Detroit is a city with one of the highest unemployment and foreclosure rates in the country. But to many longtime Detroit-based activists, the city today is not just a picture of devastation and ruin. To them, Detroit is a city of hope, a place that seeks to nurture sustainability and community building.

Democracy Now!'s Anjali Kamat and I spoke to the legendary Detroit-based radical organizer and philosopher Grace Lee Boggs. Born to Chinese immigrant parents in 1915, Grace Lee Boggs has been involved with the civil rights, Black Power, labor, environmental justice, and feminist movements for over the past seven decades. Along with her late husband Jimmy Boggs, Grace has been at the forefront of efforts to rebuild urban communities. In 1992, she co-founded the Detroit Summer youth program to renew her city. Grace Lee Boggs turns ninety-five this week and is speaking at a number of events at the Social Forum, including a public conversation with Immanuel Wallerstein.

On Monday night, we visited Grace Lee Boggs at her home in Detroit on the east side, where she has lived for over fifty years. The city is considering declaring her home to be a historical landmark because it has served as an incubator for countless social justice organizations. We asked Grace Lee Boggs to talk about the importance of the US Social Forum coming to Detroit.

Grace Lee Boggs: You know, the World Social Forums began after the Battle of Seattle in 1999. And the slogan, "Another World Is Possible," emerged out of a completely new mentality, when people recognized that essentially those in control are dysfunctional and that the old social democracy dependence on those in power to give you things, that period is over.

 

And I think it's really wonderful that the Social Forum decided to come to Detroit, because Detroit, which was once the symbol of miracles of industrialization and then became the symbol of the devastation of deindustrialization, is now the symbol of a new kind of society, of people who grow their own food, of people who try and help each other, to how we begin to think, not so much of getting jobs and advancing our own fortunes, but how we depend on each other. I mean, it's another world that we're creating here in Detroit. And we had to.
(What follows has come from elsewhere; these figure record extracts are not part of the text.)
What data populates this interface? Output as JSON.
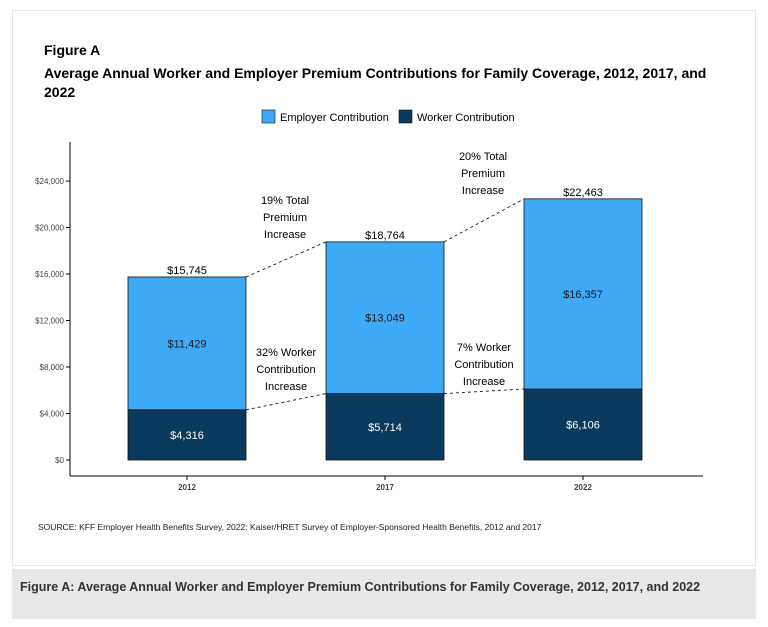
{
  "figure": {
    "label": "Figure A",
    "title": "Average Annual Worker and Employer Premium Contributions for Family Coverage, 2012, 2017, and 2022",
    "source": "SOURCE: KFF Employer Health Benefits Survey, 2022; Kaiser/HRET Survey of Employer-Sponsored Health Benefits, 2012 and 2017",
    "caption": "Figure A: Average Annual Worker and Employer Premium Contributions for Family Coverage, 2012, 2017, and 2022"
  },
  "chart_data": {
    "type": "bar",
    "stacked": true,
    "categories": [
      "2012",
      "2017",
      "2022"
    ],
    "series": [
      {
        "name": "Worker Contribution",
        "color": "#0a3a5e",
        "text_color": "#ffffff",
        "values": [
          4316,
          5714,
          6106
        ],
        "labels": [
          "$4,316",
          "$5,714",
          "$6,106"
        ]
      },
      {
        "name": "Employer Contribution",
        "color": "#3ea9f5",
        "text_color": "#1a1a1a",
        "values": [
          11429,
          13049,
          16357
        ],
        "labels": [
          "$11,429",
          "$13,049",
          "$16,357"
        ]
      }
    ],
    "totals": [
      15745,
      18764,
      22463
    ],
    "total_labels": [
      "$15,745",
      "$18,764",
      "$22,463"
    ],
    "legend": [
      "Employer Contribution",
      "Worker Contribution"
    ],
    "legend_position": "top-center",
    "ylim": [
      0,
      26000
    ],
    "yticks": [
      0,
      4000,
      8000,
      12000,
      16000,
      20000,
      24000
    ],
    "ytick_labels": [
      "$0",
      "$4,000",
      "$8,000",
      "$12,000",
      "$16,000",
      "$20,000",
      "$24,000"
    ],
    "xlabel": "",
    "ylabel": "",
    "grid": false,
    "annotations": [
      {
        "lines": [
          "19% Total",
          "Premium",
          "Increase"
        ],
        "between": "2012-2017",
        "level": "total"
      },
      {
        "lines": [
          "20% Total",
          "Premium",
          "Increase"
        ],
        "between": "2017-2022",
        "level": "total"
      },
      {
        "lines": [
          "32% Worker",
          "Contribution",
          "Increase"
        ],
        "between": "2012-2017",
        "level": "worker"
      },
      {
        "lines": [
          "7% Worker",
          "Contribution",
          "Increase"
        ],
        "between": "2017-2022",
        "level": "worker"
      }
    ]
  }
}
I mean, we didn't do so because we are better people than anybody else, but when you look out and all you see is vacant lots, when all you see is devastation, when all you see--do you look at it as a curse, or do you look at it as a possibility, as having potential? And we here in Detroit had to begin doing that for our own humanity.

Anjali Kamat: So what do you think the rest of the United States can learn from Detroit?

Boggs: Well, I'm hoping they will learn, and I spoke to two young groups today, one of them from California and another one from Ithaca, New York. Downtown they had come in vans for the Social Forum. I hope they understand from Detroit that all of us, each of us, can become a cultural creative. That's what's taking place. We are creating a new culture. And we're not doing it because we are such wonderful people. We're doing it because we had to, I mean, not only to survive materially, but to survive as human beings. We couldn't give up. And that's why I think--that's what I hope people will learn, because the United States is going through some difficult times, and unless we understand that, and that that is what it means to evolve, not--to see what is negative as a potential positive.